Tues. the 23rd: So far this month I have been doing "Netting" aka "Filet" for the first time. About a year ago I had, after much vain research, found a supplier of books and tools at Lacis.com and then was busy with other things, but knew I had everything I needed when the desire struck... And then, early this month, it struck.

It took me about two weeks of daily practice, several hours each day, to manage a decent net, with regular meshes, but already at the end f the first week I was doing allright. The second week improved my skill and speed, but still there is an occasional missed knot where two adjacent meshes communicate, so that when you pull on one it gets bigger while the next one gets smaller, whereas if the knot was correct this wouodn't happen. The solution to this problem, I have found, when it is too late to correct the problem, is to put a pencil in the second mesh to prevent it from shrinking while you pull on the first one, of necessity, to tie the knot. This mistake happens, I believe, when one doesn't pass the needle in the loop before passing it through the mesh.
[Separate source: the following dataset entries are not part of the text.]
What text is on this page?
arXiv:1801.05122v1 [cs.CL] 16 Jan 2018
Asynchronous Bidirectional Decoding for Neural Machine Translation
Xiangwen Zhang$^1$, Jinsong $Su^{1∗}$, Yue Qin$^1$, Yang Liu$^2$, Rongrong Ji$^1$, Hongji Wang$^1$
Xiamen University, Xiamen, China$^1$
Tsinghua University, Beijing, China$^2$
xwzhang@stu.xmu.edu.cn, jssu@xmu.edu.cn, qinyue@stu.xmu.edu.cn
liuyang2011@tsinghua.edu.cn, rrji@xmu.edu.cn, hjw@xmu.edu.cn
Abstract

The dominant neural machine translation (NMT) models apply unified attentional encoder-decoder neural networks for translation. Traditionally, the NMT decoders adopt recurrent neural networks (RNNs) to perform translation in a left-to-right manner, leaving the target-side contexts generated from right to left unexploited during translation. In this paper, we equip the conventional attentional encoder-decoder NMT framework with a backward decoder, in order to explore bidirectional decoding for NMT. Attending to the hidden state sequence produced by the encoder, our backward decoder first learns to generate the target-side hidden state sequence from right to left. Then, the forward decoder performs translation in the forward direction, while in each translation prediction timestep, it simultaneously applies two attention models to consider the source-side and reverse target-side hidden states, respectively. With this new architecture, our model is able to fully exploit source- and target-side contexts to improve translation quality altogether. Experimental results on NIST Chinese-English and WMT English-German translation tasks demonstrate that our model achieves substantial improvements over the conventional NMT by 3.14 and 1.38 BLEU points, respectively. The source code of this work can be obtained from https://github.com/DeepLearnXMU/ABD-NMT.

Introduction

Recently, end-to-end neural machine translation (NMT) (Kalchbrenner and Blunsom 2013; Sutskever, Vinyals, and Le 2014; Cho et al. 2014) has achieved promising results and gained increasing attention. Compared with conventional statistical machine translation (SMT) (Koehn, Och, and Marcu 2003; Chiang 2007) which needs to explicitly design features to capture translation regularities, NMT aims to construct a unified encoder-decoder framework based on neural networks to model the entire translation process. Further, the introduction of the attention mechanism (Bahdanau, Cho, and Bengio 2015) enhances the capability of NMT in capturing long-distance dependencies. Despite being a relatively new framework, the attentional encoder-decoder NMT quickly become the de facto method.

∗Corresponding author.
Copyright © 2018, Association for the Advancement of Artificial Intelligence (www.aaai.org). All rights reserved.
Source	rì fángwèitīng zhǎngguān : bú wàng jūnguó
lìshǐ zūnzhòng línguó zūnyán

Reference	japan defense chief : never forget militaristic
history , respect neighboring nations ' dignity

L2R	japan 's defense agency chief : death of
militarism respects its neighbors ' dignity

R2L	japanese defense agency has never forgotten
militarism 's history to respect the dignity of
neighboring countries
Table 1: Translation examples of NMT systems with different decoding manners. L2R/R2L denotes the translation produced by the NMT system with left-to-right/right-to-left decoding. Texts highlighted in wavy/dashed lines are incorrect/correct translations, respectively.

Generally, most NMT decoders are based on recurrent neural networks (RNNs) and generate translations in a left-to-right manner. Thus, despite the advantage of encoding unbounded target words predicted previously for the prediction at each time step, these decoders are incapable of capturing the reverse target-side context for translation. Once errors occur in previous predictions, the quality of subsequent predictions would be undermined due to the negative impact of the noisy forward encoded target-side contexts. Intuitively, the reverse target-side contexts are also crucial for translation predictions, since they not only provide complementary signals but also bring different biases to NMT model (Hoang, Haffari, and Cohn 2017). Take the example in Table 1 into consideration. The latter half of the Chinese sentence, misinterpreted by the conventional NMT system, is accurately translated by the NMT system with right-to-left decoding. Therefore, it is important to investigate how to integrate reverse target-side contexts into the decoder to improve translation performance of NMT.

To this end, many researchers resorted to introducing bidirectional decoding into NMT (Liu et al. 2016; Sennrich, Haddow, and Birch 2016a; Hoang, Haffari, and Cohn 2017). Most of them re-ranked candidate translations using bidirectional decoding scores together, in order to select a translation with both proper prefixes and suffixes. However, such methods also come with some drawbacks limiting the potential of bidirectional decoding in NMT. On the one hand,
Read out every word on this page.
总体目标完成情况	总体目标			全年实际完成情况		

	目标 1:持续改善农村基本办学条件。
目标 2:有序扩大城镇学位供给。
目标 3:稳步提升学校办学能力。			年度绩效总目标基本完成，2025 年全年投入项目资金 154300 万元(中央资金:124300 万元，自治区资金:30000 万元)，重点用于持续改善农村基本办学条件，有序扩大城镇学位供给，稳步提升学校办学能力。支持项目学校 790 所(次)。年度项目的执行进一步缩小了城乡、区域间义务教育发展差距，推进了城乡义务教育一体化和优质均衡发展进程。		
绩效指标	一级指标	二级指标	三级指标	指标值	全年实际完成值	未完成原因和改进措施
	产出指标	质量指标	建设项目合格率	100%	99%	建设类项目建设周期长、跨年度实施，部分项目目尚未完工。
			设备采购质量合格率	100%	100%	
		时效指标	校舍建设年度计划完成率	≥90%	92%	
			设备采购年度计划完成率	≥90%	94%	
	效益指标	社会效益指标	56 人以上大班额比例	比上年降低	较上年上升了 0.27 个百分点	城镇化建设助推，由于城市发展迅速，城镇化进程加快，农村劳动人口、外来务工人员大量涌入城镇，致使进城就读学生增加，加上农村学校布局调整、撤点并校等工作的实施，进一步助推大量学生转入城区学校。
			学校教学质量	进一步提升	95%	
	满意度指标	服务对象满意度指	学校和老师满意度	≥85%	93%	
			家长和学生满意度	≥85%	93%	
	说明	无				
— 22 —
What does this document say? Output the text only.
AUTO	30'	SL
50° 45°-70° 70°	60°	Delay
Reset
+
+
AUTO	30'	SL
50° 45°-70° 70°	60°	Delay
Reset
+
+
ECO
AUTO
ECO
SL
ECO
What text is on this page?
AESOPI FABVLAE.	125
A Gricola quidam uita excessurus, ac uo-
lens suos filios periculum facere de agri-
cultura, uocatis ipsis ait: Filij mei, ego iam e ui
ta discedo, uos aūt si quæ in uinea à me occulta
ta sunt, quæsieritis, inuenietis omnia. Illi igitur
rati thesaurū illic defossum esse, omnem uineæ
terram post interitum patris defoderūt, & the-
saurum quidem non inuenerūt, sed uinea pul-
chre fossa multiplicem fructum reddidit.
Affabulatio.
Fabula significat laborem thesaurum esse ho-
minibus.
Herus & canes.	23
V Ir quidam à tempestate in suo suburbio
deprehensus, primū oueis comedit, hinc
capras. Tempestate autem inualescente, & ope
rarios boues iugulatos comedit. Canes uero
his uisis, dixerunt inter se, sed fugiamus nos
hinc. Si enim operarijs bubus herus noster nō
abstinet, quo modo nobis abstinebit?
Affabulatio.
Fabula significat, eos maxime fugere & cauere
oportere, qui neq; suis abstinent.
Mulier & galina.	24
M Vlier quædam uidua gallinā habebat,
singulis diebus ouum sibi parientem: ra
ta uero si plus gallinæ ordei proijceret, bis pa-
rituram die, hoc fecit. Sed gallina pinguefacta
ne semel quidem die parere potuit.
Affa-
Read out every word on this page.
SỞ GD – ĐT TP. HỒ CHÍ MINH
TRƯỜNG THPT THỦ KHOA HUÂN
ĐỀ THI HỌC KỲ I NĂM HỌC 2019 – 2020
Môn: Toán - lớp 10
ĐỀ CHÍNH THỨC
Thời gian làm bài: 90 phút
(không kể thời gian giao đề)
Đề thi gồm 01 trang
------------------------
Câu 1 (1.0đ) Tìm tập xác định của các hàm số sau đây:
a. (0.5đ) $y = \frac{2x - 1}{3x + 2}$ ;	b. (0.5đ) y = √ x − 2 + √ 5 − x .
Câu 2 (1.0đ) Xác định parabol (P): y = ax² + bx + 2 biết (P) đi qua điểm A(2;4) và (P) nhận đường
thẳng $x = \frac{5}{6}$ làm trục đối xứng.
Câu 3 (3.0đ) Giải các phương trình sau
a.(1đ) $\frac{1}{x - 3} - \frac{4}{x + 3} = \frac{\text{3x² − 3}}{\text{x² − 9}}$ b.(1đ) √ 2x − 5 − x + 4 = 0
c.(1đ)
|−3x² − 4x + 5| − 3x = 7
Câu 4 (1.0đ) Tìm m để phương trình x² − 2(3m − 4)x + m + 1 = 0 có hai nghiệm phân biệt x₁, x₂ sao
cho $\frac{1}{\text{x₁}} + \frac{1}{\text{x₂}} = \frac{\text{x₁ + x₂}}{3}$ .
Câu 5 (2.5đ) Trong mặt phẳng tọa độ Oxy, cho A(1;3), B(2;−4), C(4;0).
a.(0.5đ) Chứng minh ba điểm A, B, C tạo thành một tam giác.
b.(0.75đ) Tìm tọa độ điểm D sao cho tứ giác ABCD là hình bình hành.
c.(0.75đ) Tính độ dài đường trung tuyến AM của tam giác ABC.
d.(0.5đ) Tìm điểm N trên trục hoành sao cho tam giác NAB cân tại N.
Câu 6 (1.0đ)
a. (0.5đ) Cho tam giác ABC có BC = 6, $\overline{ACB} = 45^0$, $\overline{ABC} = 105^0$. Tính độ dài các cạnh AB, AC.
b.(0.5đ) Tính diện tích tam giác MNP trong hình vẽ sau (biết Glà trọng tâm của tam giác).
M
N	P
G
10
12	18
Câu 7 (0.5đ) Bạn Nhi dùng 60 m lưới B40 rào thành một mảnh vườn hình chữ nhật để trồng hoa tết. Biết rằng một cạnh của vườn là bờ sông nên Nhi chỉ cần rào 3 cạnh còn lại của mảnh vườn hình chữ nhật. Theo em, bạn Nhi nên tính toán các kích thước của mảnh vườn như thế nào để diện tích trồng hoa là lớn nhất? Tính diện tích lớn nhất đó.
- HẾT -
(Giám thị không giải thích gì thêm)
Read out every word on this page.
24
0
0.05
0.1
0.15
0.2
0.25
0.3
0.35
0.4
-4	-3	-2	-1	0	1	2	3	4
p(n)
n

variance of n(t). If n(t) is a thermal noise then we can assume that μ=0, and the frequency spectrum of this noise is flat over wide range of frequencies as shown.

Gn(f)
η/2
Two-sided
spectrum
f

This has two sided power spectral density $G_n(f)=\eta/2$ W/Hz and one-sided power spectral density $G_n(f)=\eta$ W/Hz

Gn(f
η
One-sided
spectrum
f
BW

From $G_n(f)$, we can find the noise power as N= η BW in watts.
At the end of this period I have completed the following:

which I have hand-hemmed with strong thread first (believe me, it's not so easy to hem a small circle!), and then I made the first row of meshes by piercing the two layers of fabric in the hem with a needle, which is not explained in the book. It's only with the second row that one can use the netting needle.

What is not explained in the book either is that the meshes of the first row are always half the size of the normal meshes, which may be a problem when the netting needle is "fat" with a lot of thread on it. Then it is hard to pass it through the small meshes when netting the second row. The solution is to make the first row with a gauge twice the size of the regular gauge or, even better I think, to make the second row with a netting needle that has not much thread left on it so it'll pass easily thru the half-size meshes, or to use a sewing needle altogether not only for the first row, when the center is made of fabric, but for the second row also.

I had to carefully distribute 120 meshes around the circle and have so far netted seven rows without making any increase, and I am observing how the meshes, which started as very narrow diamonds at the first row, are gradually getting wider, until at some point I'll reach the optimal row where the meshes have four 90 degrees angles and will be, therefore, squares and not diamonds any longer.

If I go beyond that point without increasing, the lower angle will disappear and the meshes will have a triangular shape and the circle will have a regular round outline, which is a good point to stop, or to start some gathered increases with a large gauge to create a contrast between black and white.

Ooops!!! I remember now why I absolutely wanted to write today! Today, May 23rd 2006 is the 16th anniversary of my near-death experience on 5th Avenue in Manhattan, due to a passing bus that nearly pancaked me. Sixteen years have passed and I have become much smarter.